Дело, однако, еще серьезней. Не только в этом противостоянье мятежного Пушкина с монархом. С того невозвратного дня в Лямонове я перечитывал неоднократно ныне увенчанную трагедию. Божусь, что запоздалые лавры не означают, что ее поняли. Ибо в ней речь не только о взгляде на высшего носителя власти, в ней есть еще взгляд на тех, кто подвластен, на тот народ, который стоит или лежит у ее подножья.
«Твори добро — не скажет он спасибо, грабь и казни — тебе не будет хуже». Что царь своему народу не верит, это понять не так уж трудно. Но и поэт себя не обманывает. Пусть предок Пушкин еще твердит, что сила их «в мнении народном», его потомок трезвее деда, и он не даст себя убаюкать. «Борис наш царь! Да здравствует Борис!» «Да здравствует Димитрий, наш отец!» «Вязать! Топить! Да здравствует Димитрий!» Поверх всего — два жалких выкрика: «— Что там еще? — Да кто их разберет?». Видно, что автор знает цену и кликам толпы, и ее безмолвию. Безгласность народа и глас народа не вводят Пушкина в заблуждение. Быть может, как раз в эти мгновения, когда заканчивал он «Бориса», в его сознании и забрезжили великие полторы строки, записанные спустя много лет: «зависеть от царя, зависеть от народа — не все ли нам равно?». Вновь все та же, в нем поселившаяся с детства, больная мечта о независимости!

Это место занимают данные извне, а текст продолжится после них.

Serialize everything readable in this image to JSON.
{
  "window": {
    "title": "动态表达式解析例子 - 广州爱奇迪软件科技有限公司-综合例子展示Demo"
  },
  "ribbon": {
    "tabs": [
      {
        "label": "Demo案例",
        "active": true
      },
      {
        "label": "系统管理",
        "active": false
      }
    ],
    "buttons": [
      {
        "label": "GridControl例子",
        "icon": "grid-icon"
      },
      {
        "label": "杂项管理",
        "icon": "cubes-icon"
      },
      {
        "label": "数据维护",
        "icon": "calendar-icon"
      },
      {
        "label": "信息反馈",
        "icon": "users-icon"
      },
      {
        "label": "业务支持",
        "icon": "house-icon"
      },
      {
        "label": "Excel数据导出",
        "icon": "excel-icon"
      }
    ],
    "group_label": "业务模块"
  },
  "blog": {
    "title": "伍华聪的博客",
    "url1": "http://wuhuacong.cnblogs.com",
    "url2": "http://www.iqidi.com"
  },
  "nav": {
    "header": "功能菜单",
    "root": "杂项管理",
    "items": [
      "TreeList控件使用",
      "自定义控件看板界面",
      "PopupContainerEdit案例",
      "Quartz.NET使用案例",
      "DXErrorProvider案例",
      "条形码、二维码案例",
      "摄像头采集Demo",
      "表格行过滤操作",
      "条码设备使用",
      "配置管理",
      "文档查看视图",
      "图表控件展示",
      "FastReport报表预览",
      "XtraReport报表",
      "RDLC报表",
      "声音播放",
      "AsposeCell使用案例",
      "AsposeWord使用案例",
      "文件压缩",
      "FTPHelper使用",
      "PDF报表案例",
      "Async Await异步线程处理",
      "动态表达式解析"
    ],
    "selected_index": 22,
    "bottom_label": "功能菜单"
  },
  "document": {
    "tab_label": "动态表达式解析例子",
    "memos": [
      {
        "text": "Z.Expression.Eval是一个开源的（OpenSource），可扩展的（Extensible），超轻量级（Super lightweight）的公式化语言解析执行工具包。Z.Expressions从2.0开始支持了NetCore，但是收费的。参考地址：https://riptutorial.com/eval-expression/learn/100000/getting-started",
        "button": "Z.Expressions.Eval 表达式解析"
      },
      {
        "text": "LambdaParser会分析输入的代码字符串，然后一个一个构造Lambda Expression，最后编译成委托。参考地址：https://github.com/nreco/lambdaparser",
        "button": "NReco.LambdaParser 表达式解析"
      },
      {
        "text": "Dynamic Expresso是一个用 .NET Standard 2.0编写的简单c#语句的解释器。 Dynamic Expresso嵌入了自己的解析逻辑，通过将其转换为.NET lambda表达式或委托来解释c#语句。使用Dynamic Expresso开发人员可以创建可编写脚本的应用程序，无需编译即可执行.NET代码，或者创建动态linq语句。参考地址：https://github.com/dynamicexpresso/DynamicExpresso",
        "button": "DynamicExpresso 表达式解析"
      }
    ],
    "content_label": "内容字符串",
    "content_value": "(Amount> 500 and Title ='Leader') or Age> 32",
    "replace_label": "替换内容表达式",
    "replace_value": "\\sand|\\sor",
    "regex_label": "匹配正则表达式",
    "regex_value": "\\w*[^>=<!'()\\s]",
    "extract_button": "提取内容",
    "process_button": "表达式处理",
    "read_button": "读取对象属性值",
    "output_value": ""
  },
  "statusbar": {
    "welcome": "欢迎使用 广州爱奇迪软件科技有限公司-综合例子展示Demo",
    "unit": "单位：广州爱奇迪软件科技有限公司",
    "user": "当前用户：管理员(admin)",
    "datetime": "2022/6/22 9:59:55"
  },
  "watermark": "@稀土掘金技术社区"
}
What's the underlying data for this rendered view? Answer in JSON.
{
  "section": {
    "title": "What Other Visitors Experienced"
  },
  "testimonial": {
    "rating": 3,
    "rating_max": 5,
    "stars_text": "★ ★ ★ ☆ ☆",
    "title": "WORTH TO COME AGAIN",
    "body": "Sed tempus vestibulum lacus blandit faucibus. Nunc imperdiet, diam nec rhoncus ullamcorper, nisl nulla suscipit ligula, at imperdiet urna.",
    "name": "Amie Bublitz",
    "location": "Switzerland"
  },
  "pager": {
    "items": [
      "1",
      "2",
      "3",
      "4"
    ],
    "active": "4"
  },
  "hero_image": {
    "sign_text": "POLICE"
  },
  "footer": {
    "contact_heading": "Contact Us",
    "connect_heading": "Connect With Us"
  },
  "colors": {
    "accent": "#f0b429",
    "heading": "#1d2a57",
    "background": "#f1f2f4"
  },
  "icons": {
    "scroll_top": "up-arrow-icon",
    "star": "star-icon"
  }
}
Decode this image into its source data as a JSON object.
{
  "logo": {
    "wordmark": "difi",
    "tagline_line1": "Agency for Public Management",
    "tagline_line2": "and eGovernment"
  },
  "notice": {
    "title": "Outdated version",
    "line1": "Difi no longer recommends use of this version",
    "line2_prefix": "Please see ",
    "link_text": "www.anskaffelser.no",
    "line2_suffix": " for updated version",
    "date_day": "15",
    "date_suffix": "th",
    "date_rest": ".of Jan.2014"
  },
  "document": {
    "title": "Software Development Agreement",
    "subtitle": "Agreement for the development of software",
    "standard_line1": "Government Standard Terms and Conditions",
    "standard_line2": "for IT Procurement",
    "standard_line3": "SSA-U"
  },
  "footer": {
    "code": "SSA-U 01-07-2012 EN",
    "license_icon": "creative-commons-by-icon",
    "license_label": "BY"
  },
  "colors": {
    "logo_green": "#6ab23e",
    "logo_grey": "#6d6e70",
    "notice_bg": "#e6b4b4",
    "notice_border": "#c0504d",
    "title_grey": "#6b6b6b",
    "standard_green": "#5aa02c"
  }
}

Но кто расслышал и разглядел его тоску и его прозренье в ту пору, когда «Борис» появился? Одни хотели бы в нем увидеть тираноборство, другие ждали звучной хвалы народной мудрости, третьи предпочли бы узнать, в чем же секрет обаяния власти. Этого не нашли, не вычитали, вот и несли они всякий вздор.
Могу представить, что чувствовал Пушкин, когда проглядывал борзые строчки, точно пустившиеся вприсядку: «Бориса Годунова Он выпустил в народ. Убогая обнова, Увы! Под Новый год».
О, современники! Нет вам равных. Тютчев не зря бежал их оценки, она для него ничего не значила. Зато его ранило, и чувствительно, их снисхождение. Можно понять. С его-то непомерной гордыней!